Talaris Therapeutics (formerly Regenerex) has raised $100 million in a Series A financing round to advance its allogeneic cell therapy FCR001 into phase 3 development in various immune-related indications.
Blackstone Life Sciences led the financing round of the US biotech company with the other participants being Qiming Venture Partners USA and Longitude Capital.
Talaris Therapeutics is engaged in developing cell therapies that seek to free recipients of organ transplants from the burdens and toxicities associated with lifelong immunosuppression, without rejection of their transplanted organ.
Nicholas Galakatos – Head of Blackstone Life Sciences said: “Talaris’ cell therapy technology has great promise for post-transplant care, with the potential to replace lifelong immunosuppressants with a single, durable treatment.
“Talaris’ focus on disease-modifying therapies, its readiness to initiate a pivotal study executed by an experienced management team, and the product’s potential to improve the lives of many patients, all align well with the Blackstone Life Sciences investment strategy.”
Proceeds from the Series A funding round will be used for a phase 3 registration trial of FCR001 in recipients of living donor kidney transplants (LDKT), and also for additional phase 2 trials in other high-requirement indications.
Talaris Therapeutics stated that the data from a phase 2 trial show that 70% of LDKT patients who were subjected to FCR001 treatment were able to stop immunosuppressive therapy safely and durably.

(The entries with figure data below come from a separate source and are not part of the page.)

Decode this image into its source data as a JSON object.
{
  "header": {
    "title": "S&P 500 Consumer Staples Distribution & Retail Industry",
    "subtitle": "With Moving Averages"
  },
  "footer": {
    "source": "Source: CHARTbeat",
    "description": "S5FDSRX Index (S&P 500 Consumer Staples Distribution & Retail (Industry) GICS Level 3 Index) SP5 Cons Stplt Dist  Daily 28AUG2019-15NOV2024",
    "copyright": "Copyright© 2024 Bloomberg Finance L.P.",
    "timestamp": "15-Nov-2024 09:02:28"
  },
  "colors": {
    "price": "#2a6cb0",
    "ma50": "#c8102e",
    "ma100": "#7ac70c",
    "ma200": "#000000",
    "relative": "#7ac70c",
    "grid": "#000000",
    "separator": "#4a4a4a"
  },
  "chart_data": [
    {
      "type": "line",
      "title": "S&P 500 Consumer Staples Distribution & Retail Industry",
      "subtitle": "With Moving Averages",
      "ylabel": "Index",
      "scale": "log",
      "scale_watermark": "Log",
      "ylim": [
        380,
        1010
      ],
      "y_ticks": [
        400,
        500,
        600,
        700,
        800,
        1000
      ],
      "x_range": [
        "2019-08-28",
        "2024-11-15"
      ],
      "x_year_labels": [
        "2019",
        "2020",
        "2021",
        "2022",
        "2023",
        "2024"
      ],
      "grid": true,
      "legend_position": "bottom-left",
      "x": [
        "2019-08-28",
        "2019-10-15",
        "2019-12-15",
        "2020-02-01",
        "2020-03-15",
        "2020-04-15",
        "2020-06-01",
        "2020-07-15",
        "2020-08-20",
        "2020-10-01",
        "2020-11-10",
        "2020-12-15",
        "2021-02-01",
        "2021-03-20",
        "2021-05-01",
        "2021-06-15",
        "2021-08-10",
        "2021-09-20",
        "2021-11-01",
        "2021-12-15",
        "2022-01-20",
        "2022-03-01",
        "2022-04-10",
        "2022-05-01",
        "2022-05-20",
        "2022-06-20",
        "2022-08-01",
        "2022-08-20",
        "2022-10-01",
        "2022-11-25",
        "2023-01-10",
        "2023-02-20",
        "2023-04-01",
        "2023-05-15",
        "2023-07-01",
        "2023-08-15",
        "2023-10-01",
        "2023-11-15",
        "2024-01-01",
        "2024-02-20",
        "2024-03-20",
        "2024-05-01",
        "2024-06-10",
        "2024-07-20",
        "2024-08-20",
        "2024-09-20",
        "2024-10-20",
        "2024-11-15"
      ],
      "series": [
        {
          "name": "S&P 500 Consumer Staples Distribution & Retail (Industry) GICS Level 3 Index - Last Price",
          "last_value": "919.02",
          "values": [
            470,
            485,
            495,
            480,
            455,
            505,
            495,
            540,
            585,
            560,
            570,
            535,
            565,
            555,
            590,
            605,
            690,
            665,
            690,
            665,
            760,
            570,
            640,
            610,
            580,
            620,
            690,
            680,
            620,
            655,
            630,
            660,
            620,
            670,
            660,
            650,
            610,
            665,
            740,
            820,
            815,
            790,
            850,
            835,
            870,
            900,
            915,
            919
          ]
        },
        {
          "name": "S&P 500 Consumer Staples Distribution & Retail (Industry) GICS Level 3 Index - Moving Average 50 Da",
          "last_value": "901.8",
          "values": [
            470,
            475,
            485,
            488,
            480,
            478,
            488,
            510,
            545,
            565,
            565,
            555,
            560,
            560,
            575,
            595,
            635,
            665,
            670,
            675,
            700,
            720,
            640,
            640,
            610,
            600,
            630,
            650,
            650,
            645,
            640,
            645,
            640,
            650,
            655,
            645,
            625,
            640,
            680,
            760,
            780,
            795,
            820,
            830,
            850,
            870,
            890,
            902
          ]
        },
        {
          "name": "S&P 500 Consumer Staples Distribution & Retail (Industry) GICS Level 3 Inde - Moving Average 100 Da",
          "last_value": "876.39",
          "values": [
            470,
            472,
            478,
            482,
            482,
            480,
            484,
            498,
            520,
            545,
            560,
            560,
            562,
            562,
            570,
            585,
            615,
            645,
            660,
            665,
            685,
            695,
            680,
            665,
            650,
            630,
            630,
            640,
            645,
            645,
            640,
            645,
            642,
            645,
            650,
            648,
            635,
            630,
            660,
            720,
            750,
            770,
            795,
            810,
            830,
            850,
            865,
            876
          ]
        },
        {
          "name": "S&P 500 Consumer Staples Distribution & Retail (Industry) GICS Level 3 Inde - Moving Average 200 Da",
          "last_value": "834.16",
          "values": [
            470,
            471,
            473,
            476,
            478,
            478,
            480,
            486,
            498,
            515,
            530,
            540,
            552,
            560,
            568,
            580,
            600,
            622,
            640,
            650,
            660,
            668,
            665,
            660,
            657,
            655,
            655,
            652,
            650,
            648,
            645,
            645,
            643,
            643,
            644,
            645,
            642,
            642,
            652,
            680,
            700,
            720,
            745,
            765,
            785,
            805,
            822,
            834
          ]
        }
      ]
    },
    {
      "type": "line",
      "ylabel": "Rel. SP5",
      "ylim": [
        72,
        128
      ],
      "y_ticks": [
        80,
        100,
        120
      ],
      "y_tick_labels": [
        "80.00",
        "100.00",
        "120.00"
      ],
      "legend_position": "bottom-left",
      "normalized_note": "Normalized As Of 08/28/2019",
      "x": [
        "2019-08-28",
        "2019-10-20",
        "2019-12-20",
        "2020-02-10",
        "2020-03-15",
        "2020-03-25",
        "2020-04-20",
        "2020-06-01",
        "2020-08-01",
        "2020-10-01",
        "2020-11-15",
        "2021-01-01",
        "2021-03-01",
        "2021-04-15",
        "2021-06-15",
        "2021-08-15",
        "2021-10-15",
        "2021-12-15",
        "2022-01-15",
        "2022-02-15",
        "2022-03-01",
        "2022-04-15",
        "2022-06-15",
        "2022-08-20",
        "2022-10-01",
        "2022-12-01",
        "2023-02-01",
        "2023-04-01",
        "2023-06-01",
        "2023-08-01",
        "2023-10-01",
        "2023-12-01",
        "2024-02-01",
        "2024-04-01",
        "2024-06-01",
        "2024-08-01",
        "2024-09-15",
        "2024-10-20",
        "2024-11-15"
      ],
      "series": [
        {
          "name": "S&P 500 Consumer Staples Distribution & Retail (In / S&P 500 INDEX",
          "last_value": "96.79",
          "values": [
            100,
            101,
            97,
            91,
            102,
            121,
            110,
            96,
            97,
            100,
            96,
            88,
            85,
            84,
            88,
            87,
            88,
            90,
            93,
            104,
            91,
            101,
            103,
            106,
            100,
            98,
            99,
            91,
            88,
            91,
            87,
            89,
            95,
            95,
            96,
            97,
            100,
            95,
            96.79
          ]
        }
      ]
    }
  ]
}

The US biotech company also plans to use the proceeds from the financing round to expand its in-house cell processing capabilities needed to back the development programs and also for early commercial launch requirements.
Scott Requadt – Talaris Therapeutics CEO said: “Inducing durable, drug-free immune tolerance to a transplanted organ has been a long-standing aspiration in the transplant field. With this substantial financing, Talaris is well positioned to rapidly advance this important therapy into a registration study for LDKT and through additional proof-of-concept clinical trials.”